ORION LAUNCHES:
@macrocosmosai unveils Orion-100B at
@proofoftalk on the 1 year anniversary of
@IOTA_SN9 launch in this very building.
They asked: Can frontier-scale AI training be distributed?
On Monday, the team published Orion-100B, an early pretraining run designed to test exactly that. At Proof of Talk co-founders
@macrocrux and
@WSquires took the audience through the results.
Orion-100B represents the largest distributed LLM pretraining run conducted over the open internet to date. The run trained a 100-billion-parameter model architecture across geographically distributed infrastructure.
This was not an attempt to produce a finished frontier model. Orion-100B processed approximately 1.1 billion training tokens over a two-day period before being stopped. The objective was simpler, and arguably more important: demonstrate that training at 100B scale is possible without relying on a single, centralized cluster of GPUs.
For Macrocosmos, the result represents the culmination of more than a year of work.
The version of the story shared on stage was refreshingly unglamorous. The team launched Subnet 9 in 2025 targeting a 15B parameter model and quickly discovered that building distributed training systems in a permissionless environment is harder than it looks. The network struggled. Assumptions broke. The architecture was reworked.
So instead of pushing forwards, they scaled backwards. For months, the team trained smaller 1.5B parameter models, running more than 700 experiments in the process. By their own admission, it wasn't particularly exciting. But it allowed them to harden the networking layer, improve fault tolerance, increase throughput and gradually remove bottlenecks from the system.

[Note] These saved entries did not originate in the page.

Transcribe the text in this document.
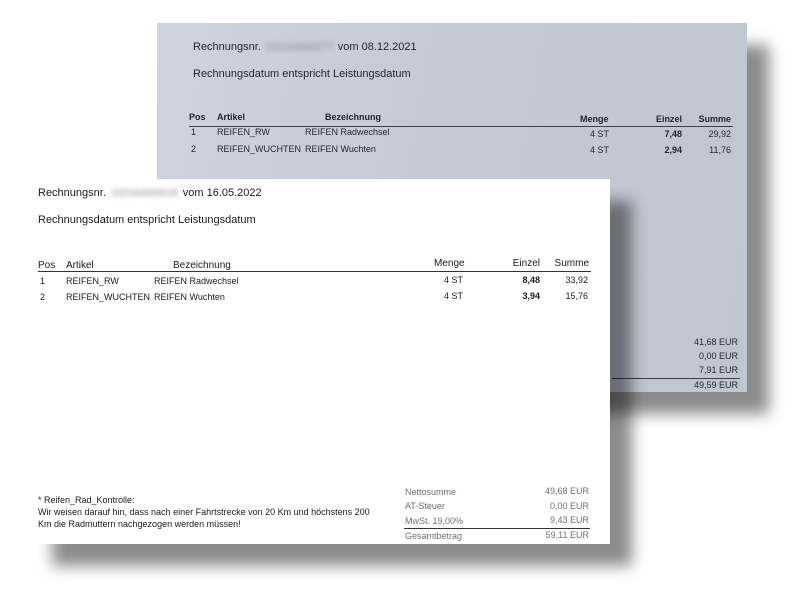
Rechnungsnr. 102164000277 vom 08.12.2021
Rechnungsdatum entspricht Leistungsdatum
Pos Artikel	Bezeichnung	Menge	Einzel	Summe
1 REIFEN_RW	REIFEN Radwechsel	4 ST	7,48	29,92
2 REIFEN_WUCHTEN REIFEN Wuchten	4 ST	2,94	11,76
41,68 EUR
0,00 EUR
7,91 EUR
49,59 EUR
Rechnungsnr. 102164000018 vom 16.05.2022
Rechnungsdatum entspricht Leistungsdatum
Pos Artikel	Bezeichnung	Menge	Einzel	Summe
1 REIFEN_RW	REIFEN Radwechsel	4 ST	8,48	33,92
2 REIFEN_WUCHTEN REIFEN Wuchten	4 ST	3,94	15,76
* Reifen_Rad_Kontrolle:
Wir weisen darauf hin, dass nach einer Fahrtstrecke von 20 Km und höchstens 200
Km die Radmuttern nachgezogen werden müssen!
Nettosumme	49,68 EUR
AT-Steuer	0,00 EUR
MwSt. 19,00%	9,43 EUR
Gesamtbetrag	59,11 EUR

Only then did they begin scaling again. 8B. 18B. Then 100B.
The result was Orion.
According to the figures presented, the run achieved average model FLOP utilisation of 30.8%, roughly 65% of the speed of equivalent co-located infrastructure, at a third of the cost. More importantly, the learning dynamics remained stable throughout the run, even as the system handled synchronisation and communication across dozens of distributed devices.
The technical depth in the room was high. Questions came in on heterogeneous compute stacking, minimum GPU yield thresholds, the reconstructability of sharded weights, architectural constraints on the ResBLM approach. Halfway through,
@const_reborn materialised in the audience and started grilling them on the economics and fault tolerance at scale. They took it in elegant stride.
The Macrocosmos thesis is that the future of AI training does not necessarily belong to ever-larger datacentres. If distributed systems can become sufficiently efficient, they could unlock vast pools of underutilised compute spread across the world.
Today's Orion run was intentionally conservative. The GPUs were distributed, but still professionally provisioned. The next stages of Project Orion will progressively introduce heterogeneous hardware, interruptible spot instances, permissionless participation and eventually consumer-grade devices.
Whether distributed training ultimately reshapes the economics of AI remains to be seen. But either way, Macrocosmos has moved the conversation beyond whether distributed training is possible and towards how far it can scale.
The presentation also provided useful context for
@bitstarterai's newly announced ML Track, which was unveiled by
@macrozack at the same roundtable event and is linked by a common theme - how Bittensor attracts and supports the next generation of machine learning teams.
Throughout the event,
bitstarter.ai outlined its approach to reducing the barriers to entry for researchers looking to build on the network, combining subnet funding, infrastructure support, compute resources, partnerships and incubation.
If Macrocosmos' journey demonstrates what is possible once a team is established on Bittensor,
bitstarter.ai's ambition is to help more teams make that journey in the first place.
For now, however, the spotlight belonged to Orion.
After more than 750 experiments, a year of iteration, and a successful 100B-scale demonstration, Macrocosmos has moved distributed training a little further out of the realm of theory and a little closer to reality.
And judging by the reaction in the room, plenty of people were paying attention.